What has the response been like at festivals?
I think the response has been mixed? You never really know because you don’t hear from people that don’t like it. But I’ve been rejected from a lot of the big American festivals, so I think it’s obviously not a complete crowd-pleaser. At least one festival gave me feedback about why they ultimately rejected—but I’m not sure I’m allowed to talk about that. I think some people find it slow and a little pointless.

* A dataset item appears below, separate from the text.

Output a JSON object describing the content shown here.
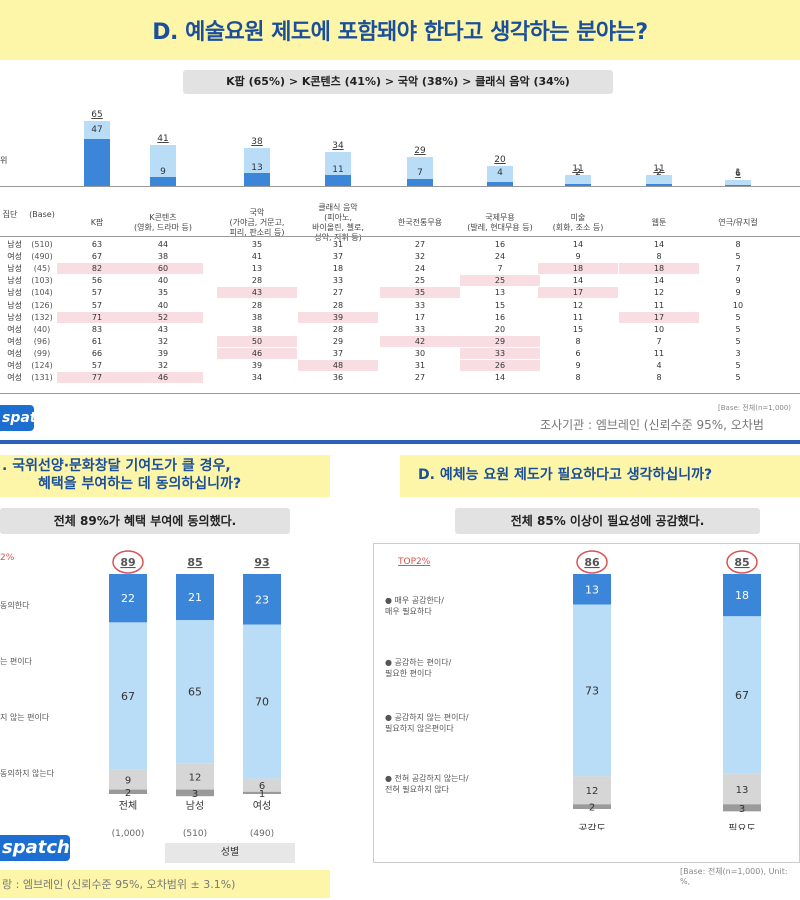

However, ultimately you end up having conversations with people that do connect with it. The film was screened to a mostly elderly audience as part of a lifelong learning class back in January. At the end of the screening a woman came up to me—I think she was in her late 70s—and told me that she was a writer and that she was losing her memory, she would forget words more and more frequently deeper into her old age. She said that she related to themes in the film of losing the past despite one’s best efforts to preserve it. It’s cliched to say but the moment of connection I had with that woman made me feel like making the film was all worth it. I make these things as a way to give voice to my private anxieties and fears and it’s always gratifying to know you aren’t alone.
What’s next for you?
I’ve been working as a cinematographer and visual effects artist for the past year and half or so. The first feature film I worked on as a cinematographer, “Like Me,” just premiered at SXSW a few weeks ago. It was an incredibly steep learning curve but I think the film ended up being pretty interesting. Right now our whole company is gearing up to shoot a new thriller. In between these projects I try to direct music videos or draw. But no one wants to pay me to do those things as of yet, or at least, I haven’t been able to make it work yet.